117. The method of claim 116, wherein the Cas9 nickase comprises a mutation corresponding to the DM mutation in SEQ ID NO: 1.

118. The composition of any one of claims 110-117, wherein the guide nucleotide sequence of (ii) is selected from SEQ ID NOs: 336-1309.

119. The composition of any one of claim 111-117, wherein the guide nucleotide sequence of (iii) is selected from SEQ ID NOs: 1806-1906.

120. The composition of any one of claims 112-117, wherein the guide nucleotide sequence of (iv) is selected from SEQ ID NOs: 1792-1799.

121. The composition of any one of claims 113-117, wherein the guide nucleotide sequence of (v) is selected from SEQ ID NOs: 1788-1791.

122. A composition comprising a nucleic acid encoding the fusion protein of any one of claims 110-121 and the guide nucleotide sequence of any one of claims 96-103.

123. The composition of any of claims 110-122 further comprising a pharmaceutically acceptable carrier.

124. A method of boosting LDL receptor-mediated clearance of LDL cholesterol, the method comprising administering to a subject in need thereof an therapeutically effective amount of the composition of any of claims 110-123.

125. A method of reducing circulating cholesterol level in a subject, the method comprising administering to a subject in need thereof an therapeutically effective amount of the composition of any of claims 110-123.

126. A method of treating a condition, the method comprising administering to a subject in need thereof an therapeutically effective amount of the composition of any of claims 110-123.
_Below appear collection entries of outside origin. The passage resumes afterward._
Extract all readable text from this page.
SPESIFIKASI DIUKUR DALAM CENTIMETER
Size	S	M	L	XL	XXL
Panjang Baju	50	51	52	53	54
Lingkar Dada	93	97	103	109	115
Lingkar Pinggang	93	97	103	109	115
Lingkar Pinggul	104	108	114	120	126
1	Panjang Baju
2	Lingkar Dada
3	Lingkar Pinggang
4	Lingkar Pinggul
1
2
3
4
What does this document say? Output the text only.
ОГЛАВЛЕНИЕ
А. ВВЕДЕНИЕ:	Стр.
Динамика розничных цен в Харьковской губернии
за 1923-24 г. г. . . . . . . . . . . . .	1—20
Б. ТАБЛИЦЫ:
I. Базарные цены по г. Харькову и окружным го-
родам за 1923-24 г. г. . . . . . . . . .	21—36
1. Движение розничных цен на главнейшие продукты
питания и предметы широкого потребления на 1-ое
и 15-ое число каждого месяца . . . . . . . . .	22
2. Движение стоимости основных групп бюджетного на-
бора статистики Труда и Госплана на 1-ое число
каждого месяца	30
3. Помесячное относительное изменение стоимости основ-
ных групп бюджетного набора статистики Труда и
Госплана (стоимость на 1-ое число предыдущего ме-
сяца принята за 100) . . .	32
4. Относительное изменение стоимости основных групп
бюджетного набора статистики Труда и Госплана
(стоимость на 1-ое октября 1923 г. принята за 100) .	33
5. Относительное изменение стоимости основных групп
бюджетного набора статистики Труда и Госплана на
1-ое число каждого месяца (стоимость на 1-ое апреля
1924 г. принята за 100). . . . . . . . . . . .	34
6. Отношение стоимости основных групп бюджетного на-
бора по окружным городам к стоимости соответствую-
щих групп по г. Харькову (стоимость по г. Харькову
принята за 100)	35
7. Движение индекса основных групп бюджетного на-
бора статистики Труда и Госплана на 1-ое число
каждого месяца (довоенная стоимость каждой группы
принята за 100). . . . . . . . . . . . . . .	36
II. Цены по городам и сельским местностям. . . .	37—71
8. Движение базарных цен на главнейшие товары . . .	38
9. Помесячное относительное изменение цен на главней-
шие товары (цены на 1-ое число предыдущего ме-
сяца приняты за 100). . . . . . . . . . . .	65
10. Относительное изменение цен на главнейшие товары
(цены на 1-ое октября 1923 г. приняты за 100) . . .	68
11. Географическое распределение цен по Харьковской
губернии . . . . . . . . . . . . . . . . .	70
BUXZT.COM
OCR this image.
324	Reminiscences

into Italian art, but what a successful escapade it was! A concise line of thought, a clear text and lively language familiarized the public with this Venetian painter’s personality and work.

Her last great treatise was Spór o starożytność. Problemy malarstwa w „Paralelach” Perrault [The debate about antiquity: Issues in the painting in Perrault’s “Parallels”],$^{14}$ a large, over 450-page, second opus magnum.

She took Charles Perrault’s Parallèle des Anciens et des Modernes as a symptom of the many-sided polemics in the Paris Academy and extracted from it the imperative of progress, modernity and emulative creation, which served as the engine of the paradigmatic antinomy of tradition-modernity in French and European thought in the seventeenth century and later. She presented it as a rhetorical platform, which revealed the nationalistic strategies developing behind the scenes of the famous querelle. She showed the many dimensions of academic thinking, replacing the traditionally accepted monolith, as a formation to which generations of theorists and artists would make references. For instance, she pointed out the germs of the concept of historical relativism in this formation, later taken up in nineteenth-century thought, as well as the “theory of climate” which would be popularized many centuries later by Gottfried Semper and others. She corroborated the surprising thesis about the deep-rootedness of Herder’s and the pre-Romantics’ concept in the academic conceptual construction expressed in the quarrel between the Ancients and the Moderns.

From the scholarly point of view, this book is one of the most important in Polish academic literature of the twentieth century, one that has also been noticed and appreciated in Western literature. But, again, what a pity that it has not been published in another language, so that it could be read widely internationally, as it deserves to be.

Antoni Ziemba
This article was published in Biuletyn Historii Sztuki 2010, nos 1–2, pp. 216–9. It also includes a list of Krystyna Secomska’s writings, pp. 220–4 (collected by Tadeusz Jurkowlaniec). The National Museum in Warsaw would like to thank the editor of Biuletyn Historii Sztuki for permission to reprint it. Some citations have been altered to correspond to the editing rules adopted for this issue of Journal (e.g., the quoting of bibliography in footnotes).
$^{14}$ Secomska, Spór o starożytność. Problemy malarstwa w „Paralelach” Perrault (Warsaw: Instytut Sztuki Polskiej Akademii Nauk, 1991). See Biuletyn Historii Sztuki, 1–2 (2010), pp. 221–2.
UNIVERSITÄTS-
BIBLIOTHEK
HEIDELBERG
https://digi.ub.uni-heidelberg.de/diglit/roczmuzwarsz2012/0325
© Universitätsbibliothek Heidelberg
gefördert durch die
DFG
127. The method of claim 126, wherein the condition is hypercholesterolemia, elevated total cholesterol levels, elevated low-density lipoprotein (LDL) levels, elevated LDL-cholesterol levels, reduced high-density lipoprotein levels, liver steatosis, coronary heart disease, ischemia, stroke, peripheral vascular disease, thrombosis, type 2 diabetes, high elevated blood pressure, atherosclerosis, obesity, Alzheimer's disease, neurodegeneration, or a combination thereof..

128. A kit comprising the composition of any of claims 110-123.